When people started to push back [against mandates], it was really hard to come in here and think that [the work] was important, because here I am sitting on my history chicken eggs all loving and people aren’t learning a damn thing.
I had a real loss of faith of humanity over the last year of covid. I came every day, but there were some days I thought, “what was the point of me doing all this work if nobody really cared about it?” Why bring forth the Black community, just so people could throw things at them, even metaphorically through history?
Then about six months ago I decided to go back to my normal cheerful self.
Dave: What does an archivist’s work look like in the future?
Christine: The internet has fundamentally changed things. In good and bad ways.
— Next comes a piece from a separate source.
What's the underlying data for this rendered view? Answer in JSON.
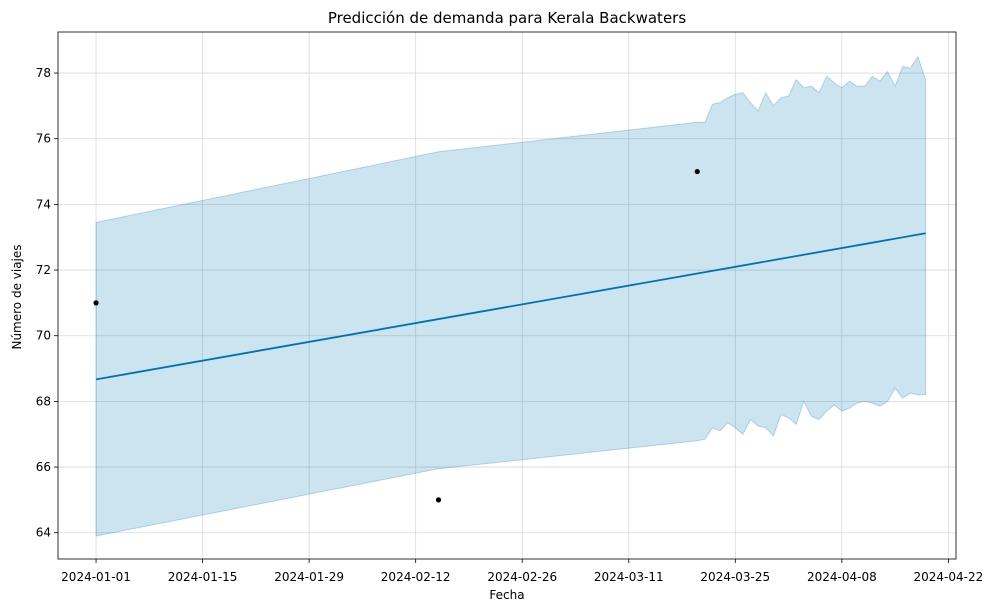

In the bad way is that just going on google and getting one result is not doing research. You should evaluate sources on the internet in the same way as you would do if you were sitting in a library. Reading one article isn’t even research. The way people use that word is loose.
On the other hand, if you can get original documents like census returns and stuff, it’s the best thing ever, especially during the pandemic for people who couldn’t go out but even before that.
The internet is the best research and the worst. But it has fundamentally changed things. Archives now have to have a social media presence and need to have the same care for those photos or maps that you would have as if you were handling them in person. I think archives need to plan their social media plans a lot more.
And plan for people having different expectations. In the future people will be hardwired to expect and answer very quickly from the internet. They’re not going to want some old lady fussing around trying to find something. That won’t work anymore.
They will not only expect you to find it right away, but have it sent to you right away. If you’re going to survive as an archive, you’re going to have to think differently about how you deliver records.
Dave: This has been great, Christine. Thank you for your time!